Friday, May 3, 2013

Having a Place that Feels like Home

Today, I was really hit with a sense of thankfulness.  As, a child in the early eighties and late seventies, I was the only kid in class that had parents that were not married.  Now, by late elementary it was sadly soon becoming the norm.  As a child, I never understood why the kids were so upset and crushed as their parents divorced. I always chalked it up, that because my parents were always separated I did not know anything else. So I was the blessed broken home kid.

Well, 35 years and a fried egg sandwich later, God presents the epiphany of the gift I has given to protect me, I had a home.  More like I had a sense of home.  My sense of home was with my grandparents.
Grandpa and I


My situation was the fact that my mom and I lived with her parents and my dad had remarried and was progressing with his family.  For reasons I do not comprehend, but lean heavily towards the fact that I was seen more as an commodity of my mothers, I was not allowed to live under my father's headship in his home.  In my entire life as a child, it was my father's house that resembled a home, never my mother's house.

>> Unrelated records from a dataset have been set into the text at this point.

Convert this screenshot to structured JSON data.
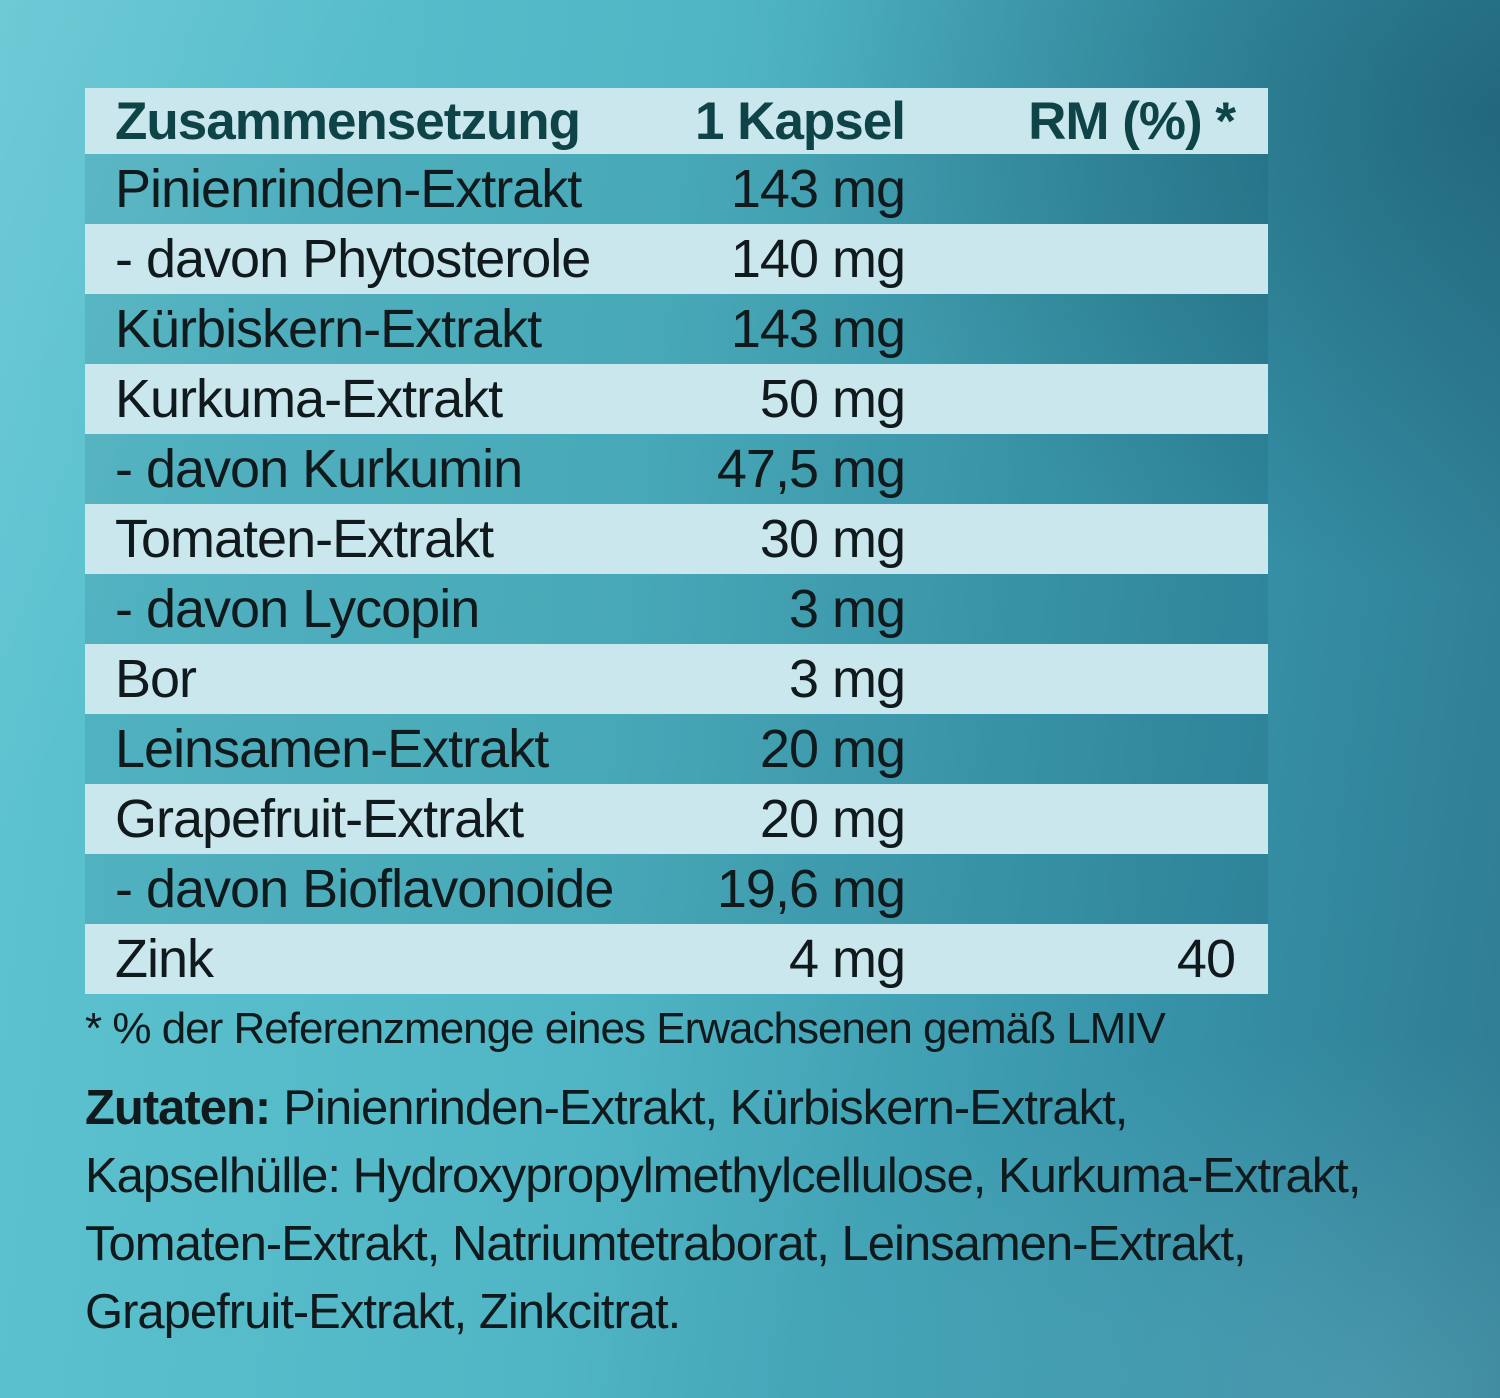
{
  "table": {
    "header": {
      "composition": "Zusammensetzung",
      "amount": "1 Kapsel",
      "rm": "RM (%) *"
    },
    "rows": [
      {
        "name": "Pinienrinden-Extrakt",
        "amount": "143 mg",
        "rm": ""
      },
      {
        "name": "- davon Phytosterole",
        "amount": "140 mg",
        "rm": ""
      },
      {
        "name": "Kürbiskern-Extrakt",
        "amount": "143 mg",
        "rm": ""
      },
      {
        "name": "Kurkuma-Extrakt",
        "amount": "50 mg",
        "rm": ""
      },
      {
        "name": "- davon Kurkumin",
        "amount": "47,5 mg",
        "rm": ""
      },
      {
        "name": "Tomaten-Extrakt",
        "amount": "30 mg",
        "rm": ""
      },
      {
        "name": "- davon Lycopin",
        "amount": "3 mg",
        "rm": ""
      },
      {
        "name": "Bor",
        "amount": "3 mg",
        "rm": ""
      },
      {
        "name": "Leinsamen-Extrakt",
        "amount": "20 mg",
        "rm": ""
      },
      {
        "name": "Grapefruit-Extrakt",
        "amount": "20 mg",
        "rm": ""
      },
      {
        "name": "- davon Bioflavonoide",
        "amount": "19,6 mg",
        "rm": ""
      },
      {
        "name": "Zink",
        "amount": "4 mg",
        "rm": "40"
      }
    ]
  },
  "footnote": "* % der Referenzmenge eines Erwachsenen gemäß LMIV",
  "ingredients": {
    "label": "Zutaten:",
    "lines": [
      "Pinienrinden-Extrakt, Kürbiskern-Extrakt,",
      "Kapselhülle: Hydroxypropylmethylcellulose, Kurkuma-Extrakt,",
      "Tomaten-Extrakt, Natriumtetraborat, Leinsamen-Extrakt,",
      "Grapefruit-Extrakt, Zinkcitrat."
    ]
  },
  "colors": {
    "background_light": "#5ec4d1",
    "background_dark": "#2e7b92",
    "row_light": "#c9e7ed",
    "header_text": "#0e4347",
    "body_text": "#10191c"
  }
}
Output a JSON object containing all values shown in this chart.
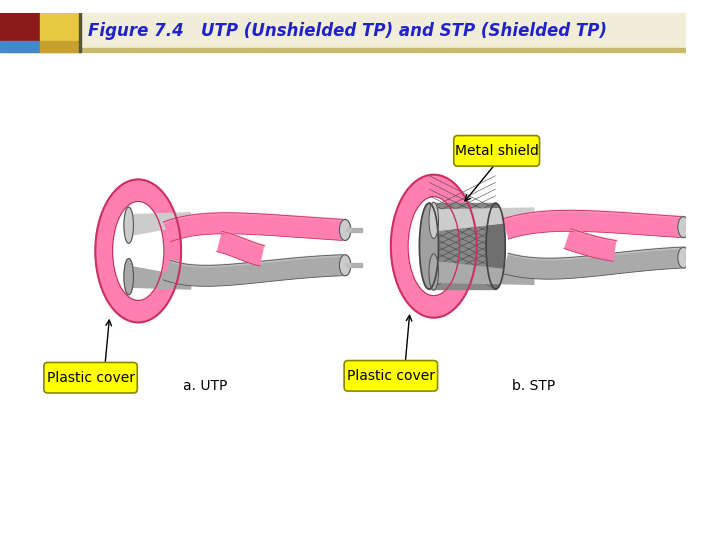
{
  "title": "Figure 7.4   UTP (Unshielded TP) and STP (Shielded TP)",
  "title_color": "#2222CC",
  "title_fontsize": 12,
  "bg_color": "#FFFFFF",
  "label_utp": "a. UTP",
  "label_stp": "b. STP",
  "label_plastic_cover": "Plastic cover",
  "label_metal_shield": "Metal shield",
  "pink_color": "#FF80B0",
  "pink_dark": "#CC3060",
  "pink_mid": "#FF99C0",
  "gray_color": "#999999",
  "gray_dark": "#555555",
  "gray_light": "#CCCCCC",
  "gray_mid": "#AAAAAA",
  "yellow_label_bg": "#FFFF00",
  "shield_fill": "#888888",
  "shield_dark": "#444444",
  "label_fontsize": 9,
  "caption_fontsize": 10,
  "header_bg": "#F0EED8",
  "header_line": "#C8B870",
  "sq1_color": "#8B1A1A",
  "sq2_color": "#E8C840",
  "sq3_color": "#4488CC",
  "sq4_color": "#C8A030"
}
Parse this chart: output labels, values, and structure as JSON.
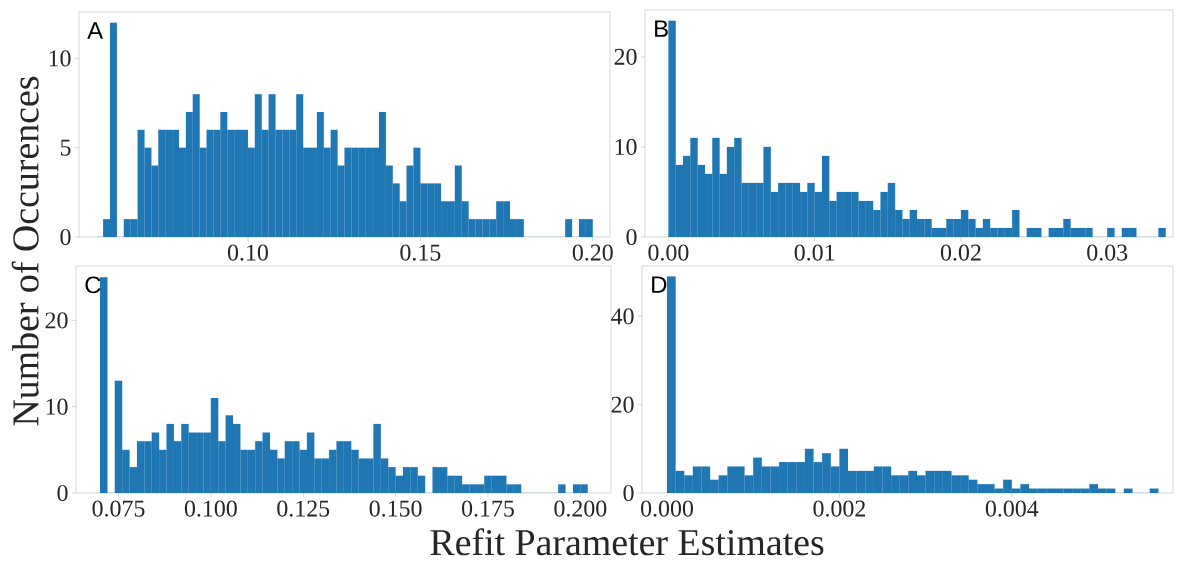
{
  "chart_data": [
    {
      "type": "histogram",
      "title": "A",
      "color": "#1f77b4",
      "bins": [
        0.056,
        0.058,
        0.06,
        0.062,
        0.064,
        0.066,
        0.068,
        0.07,
        0.072,
        0.074,
        0.076,
        0.078,
        0.08,
        0.082,
        0.084,
        0.086,
        0.088,
        0.09,
        0.092,
        0.094,
        0.096,
        0.098,
        0.1,
        0.102,
        0.104,
        0.106,
        0.108,
        0.11,
        0.112,
        0.114,
        0.116,
        0.118,
        0.12,
        0.122,
        0.124,
        0.126,
        0.128,
        0.13,
        0.132,
        0.134,
        0.136,
        0.138,
        0.14,
        0.142,
        0.144,
        0.146,
        0.148,
        0.15,
        0.152,
        0.154,
        0.156,
        0.158,
        0.16,
        0.162,
        0.164,
        0.166,
        0.168,
        0.17,
        0.172,
        0.174,
        0.176,
        0.178,
        0.18,
        0.182,
        0.184,
        0.186,
        0.188,
        0.19,
        0.192,
        0.194,
        0.196,
        0.198,
        0.2
      ],
      "values": [
        0,
        1,
        12,
        0,
        1,
        1,
        6,
        5,
        4,
        6,
        6,
        6,
        5,
        7,
        8,
        5,
        6,
        6,
        7,
        6,
        6,
        6,
        5,
        8,
        6,
        8,
        6,
        6,
        6,
        8,
        5,
        5,
        7,
        5,
        6,
        4,
        5,
        5,
        5,
        5,
        5,
        7,
        4,
        3,
        2,
        4,
        5,
        3,
        3,
        3,
        2,
        2,
        4,
        2,
        1,
        1,
        1,
        1,
        2,
        2,
        1,
        1,
        0,
        0,
        0,
        0,
        0,
        0,
        1,
        0,
        1,
        1
      ],
      "xlim": [
        0.051,
        0.205
      ],
      "ylim": [
        0,
        12.6
      ],
      "xticks": [
        {
          "value": 0.1,
          "label": "0.10"
        },
        {
          "value": 0.15,
          "label": "0.15"
        },
        {
          "value": 0.2,
          "label": "0.20"
        }
      ],
      "yticks": [
        0,
        5,
        10
      ]
    },
    {
      "type": "histogram",
      "title": "B",
      "color": "#1f77b4",
      "bins": [
        0,
        0.0005,
        0.001,
        0.0015,
        0.002,
        0.0025,
        0.003,
        0.0035,
        0.004,
        0.0045,
        0.005,
        0.0055,
        0.006,
        0.0065,
        0.007,
        0.0075,
        0.008,
        0.0085,
        0.009,
        0.0095,
        0.01,
        0.0105,
        0.011,
        0.0115,
        0.012,
        0.0125,
        0.013,
        0.0135,
        0.014,
        0.0145,
        0.015,
        0.0155,
        0.016,
        0.0165,
        0.017,
        0.0175,
        0.018,
        0.0185,
        0.019,
        0.0195,
        0.02,
        0.0205,
        0.021,
        0.0215,
        0.022,
        0.0225,
        0.023,
        0.0235,
        0.024,
        0.0245,
        0.025,
        0.0255,
        0.026,
        0.0265,
        0.027,
        0.0275,
        0.028,
        0.0285,
        0.029,
        0.0295,
        0.03,
        0.0305,
        0.031,
        0.0315,
        0.032,
        0.0325,
        0.033,
        0.0335,
        0.034
      ],
      "values": [
        24,
        8,
        9,
        11,
        8,
        7,
        11,
        7,
        10,
        11,
        6,
        6,
        6,
        10,
        5,
        6,
        6,
        6,
        5,
        6,
        5,
        9,
        4,
        5,
        5,
        5,
        4,
        4,
        3,
        5,
        6,
        3,
        2,
        3,
        2,
        2,
        1,
        1,
        2,
        2,
        3,
        2,
        1,
        2,
        1,
        1,
        1,
        3,
        0,
        1,
        1,
        0,
        1,
        1,
        2,
        1,
        1,
        1,
        0,
        0,
        1,
        0,
        1,
        1,
        0,
        0,
        0,
        1
      ],
      "xlim": [
        -0.0016,
        0.0345
      ],
      "ylim": [
        0,
        25.2
      ],
      "xticks": [
        {
          "value": 0,
          "label": "0.00"
        },
        {
          "value": 0.01,
          "label": "0.01"
        },
        {
          "value": 0.02,
          "label": "0.02"
        },
        {
          "value": 0.03,
          "label": "0.03"
        }
      ],
      "yticks": [
        0,
        10,
        20
      ]
    },
    {
      "type": "histogram",
      "title": "C",
      "color": "#1f77b4",
      "ylabel": "Number of Occurences",
      "xlabel": "Refit Parameter Estimates",
      "bins": [
        0.07,
        0.072,
        0.074,
        0.076,
        0.078,
        0.08,
        0.082,
        0.084,
        0.086,
        0.088,
        0.09,
        0.092,
        0.094,
        0.096,
        0.098,
        0.1,
        0.102,
        0.104,
        0.106,
        0.108,
        0.11,
        0.112,
        0.114,
        0.116,
        0.118,
        0.12,
        0.122,
        0.124,
        0.126,
        0.128,
        0.13,
        0.132,
        0.134,
        0.136,
        0.138,
        0.14,
        0.142,
        0.144,
        0.146,
        0.148,
        0.15,
        0.152,
        0.154,
        0.156,
        0.158,
        0.16,
        0.162,
        0.164,
        0.166,
        0.168,
        0.17,
        0.172,
        0.174,
        0.176,
        0.178,
        0.18,
        0.182,
        0.184,
        0.186,
        0.188,
        0.19,
        0.192,
        0.194,
        0.196,
        0.198,
        0.2,
        0.202
      ],
      "values": [
        25,
        0,
        13,
        5,
        3,
        6,
        6,
        7,
        5,
        8,
        6,
        8,
        7,
        7,
        7,
        11,
        6,
        9,
        8,
        5,
        5,
        6,
        7,
        5,
        4,
        6,
        6,
        5,
        7,
        4,
        4,
        5,
        6,
        6,
        5,
        4,
        4,
        8,
        4,
        3,
        2,
        3,
        3,
        2,
        0,
        3,
        3,
        2,
        2,
        1,
        1,
        1,
        2,
        2,
        2,
        1,
        1,
        0,
        0,
        0,
        0,
        0,
        1,
        0,
        1,
        1
      ],
      "xlim": [
        0.0635,
        0.2083
      ],
      "ylim": [
        0,
        26.3
      ],
      "xticks": [
        {
          "value": 0.075,
          "label": "0.075"
        },
        {
          "value": 0.1,
          "label": "0.100"
        },
        {
          "value": 0.125,
          "label": "0.125"
        },
        {
          "value": 0.15,
          "label": "0.150"
        },
        {
          "value": 0.175,
          "label": "0.175"
        },
        {
          "value": 0.2,
          "label": "0.200"
        }
      ],
      "yticks": [
        0,
        10,
        20
      ]
    },
    {
      "type": "histogram",
      "title": "D",
      "color": "#1f77b4",
      "bins": [
        0,
        0.0001,
        0.0002,
        0.0003,
        0.0004,
        0.0005,
        0.0006,
        0.0007,
        0.0008,
        0.0009,
        0.001,
        0.0011,
        0.0012,
        0.0013,
        0.0014,
        0.0015,
        0.0016,
        0.0017,
        0.0018,
        0.0019,
        0.002,
        0.0021,
        0.0022,
        0.0023,
        0.0024,
        0.0025,
        0.0026,
        0.0027,
        0.0028,
        0.0029,
        0.003,
        0.0031,
        0.0032,
        0.0033,
        0.0034,
        0.0035,
        0.0036,
        0.0037,
        0.0038,
        0.0039,
        0.004,
        0.0041,
        0.0042,
        0.0043,
        0.0044,
        0.0045,
        0.0046,
        0.0047,
        0.0048,
        0.0049,
        0.005,
        0.0051,
        0.0052,
        0.0053,
        0.0054,
        0.0055,
        0.0056,
        0.0057
      ],
      "values": [
        49,
        5,
        4,
        6,
        6,
        3,
        4,
        6,
        6,
        4,
        8,
        6,
        6,
        7,
        7,
        7,
        10,
        7,
        9,
        6,
        10,
        5,
        5,
        5,
        6,
        6,
        4,
        4,
        5,
        4,
        5,
        5,
        5,
        4,
        4,
        3,
        2,
        2,
        1,
        3,
        1,
        2,
        1,
        1,
        1,
        1,
        1,
        1,
        1,
        2,
        1,
        1,
        0,
        1,
        0,
        0,
        1
      ],
      "xlim": [
        -0.00029,
        0.00587
      ],
      "ylim": [
        0,
        51.4
      ],
      "xticks": [
        {
          "value": 0,
          "label": "0.000"
        },
        {
          "value": 0.002,
          "label": "0.002"
        },
        {
          "value": 0.004,
          "label": "0.004"
        }
      ],
      "yticks": [
        0,
        20,
        40
      ]
    }
  ]
}
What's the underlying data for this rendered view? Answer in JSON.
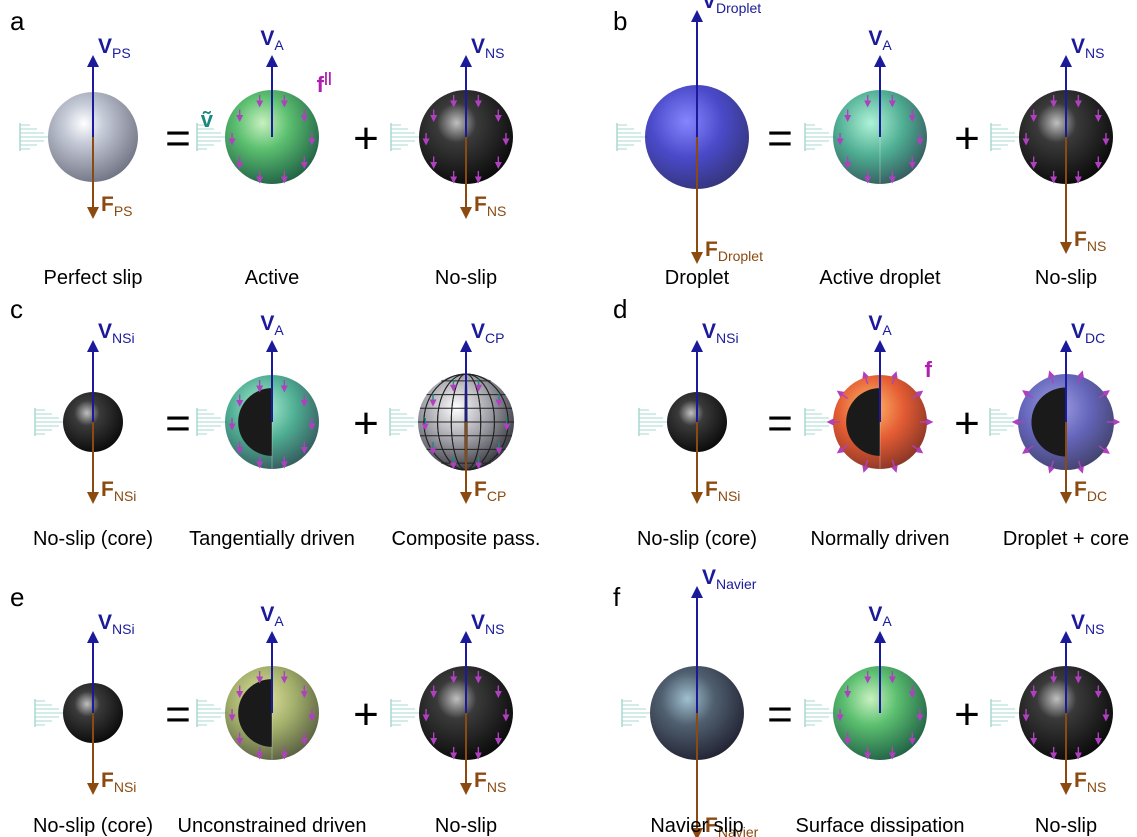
{
  "panels": [
    {
      "letter": "a",
      "equals": "=",
      "plus": "+",
      "items": [
        {
          "V": "V",
          "v_sub": "PS",
          "F": "F",
          "f_sub": "PS",
          "caption": "Perfect slip"
        },
        {
          "V": "V",
          "v_sub": "A",
          "caption": "Active",
          "force": "f",
          "force_sup": "||",
          "velocity": "ṽ"
        },
        {
          "V": "V",
          "v_sub": "NS",
          "F": "F",
          "f_sub": "NS",
          "caption": "No-slip"
        }
      ]
    },
    {
      "letter": "b",
      "equals": "=",
      "plus": "+",
      "items": [
        {
          "V": "V",
          "v_sub": "Droplet",
          "F": "F",
          "f_sub": "Droplet",
          "caption": "Droplet"
        },
        {
          "V": "V",
          "v_sub": "A",
          "caption": "Active droplet"
        },
        {
          "V": "V",
          "v_sub": "NS",
          "F": "F",
          "f_sub": "NS",
          "caption": "No-slip"
        }
      ]
    },
    {
      "letter": "c",
      "equals": "=",
      "plus": "+",
      "items": [
        {
          "V": "V",
          "v_sub": "NSi",
          "F": "F",
          "f_sub": "NSi",
          "caption": "No-slip (core)"
        },
        {
          "V": "V",
          "v_sub": "A",
          "caption": "Tangentially driven"
        },
        {
          "V": "V",
          "v_sub": "CP",
          "F": "F",
          "f_sub": "CP",
          "caption": "Composite pass."
        }
      ]
    },
    {
      "letter": "d",
      "equals": "=",
      "plus": "+",
      "items": [
        {
          "V": "V",
          "v_sub": "NSi",
          "F": "F",
          "f_sub": "NSi",
          "caption": "No-slip (core)"
        },
        {
          "V": "V",
          "v_sub": "A",
          "caption": "Normally driven",
          "force": "f"
        },
        {
          "V": "V",
          "v_sub": "DC",
          "F": "F",
          "f_sub": "DC",
          "caption": "Droplet + core"
        }
      ]
    },
    {
      "letter": "e",
      "equals": "=",
      "plus": "+",
      "items": [
        {
          "V": "V",
          "v_sub": "NSi",
          "F": "F",
          "f_sub": "NSi",
          "caption": "No-slip (core)"
        },
        {
          "V": "V",
          "v_sub": "A",
          "caption": "Unconstrained driven"
        },
        {
          "V": "V",
          "v_sub": "NS",
          "F": "F",
          "f_sub": "NS",
          "caption": "No-slip"
        }
      ]
    },
    {
      "letter": "f",
      "equals": "=",
      "plus": "+",
      "items": [
        {
          "V": "V",
          "v_sub": "Navier",
          "F": "F",
          "f_sub": "Navier",
          "caption": "Navier slip"
        },
        {
          "V": "V",
          "v_sub": "A",
          "caption": "Surface dissipation"
        },
        {
          "V": "V",
          "v_sub": "NS",
          "F": "F",
          "f_sub": "NS",
          "caption": "No-slip"
        }
      ]
    }
  ]
}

In the life of uncertainty, especially from a baby to a tween, I had a safe, dependable place and that was with my grandparents.  In a life with a single mom, it was my grandpa that got me ready for school and it was him who I came home to.  He made sure I did my homework.  It was also him, who threw me in the pool first thing in the morning when I had a crabby attitude.  Note to self, should get a pool.  It was my grandma and grandpa that I ate dinner with and learned to have manners at the table.  It was the two of them, that I crawled between when I couldn't sleep at night.  It is with them, that I keep all of my normal everyday life memories with.

Sadly, even though it was my mother who I had custody with, she is not in any part of my before tween years memories of life.  In fact, the very few memories I have with her, are most times hurtful and isolated pain. Well, anyway.

What I realized today was that my grandparents did an amazing job protecting me from the ugliness of broken homes.  The ugliness of parents try to upper hand each other.  I was protected.  I never once had a thought that I didn't have a home, especially while I was sorting out the emotions that I did not have a sense of home at either parent's house, I always had a refuge to run to, my grandma and grandpa.

Today, as a parent, I am thankful for the parenting model I received from them.  They gave me a great foundation to be a parent and to make a home.  They were not always perfect, but they were perfect for my needs at the time. I am so glad that they let the Lord lead them to be what I needed them to be.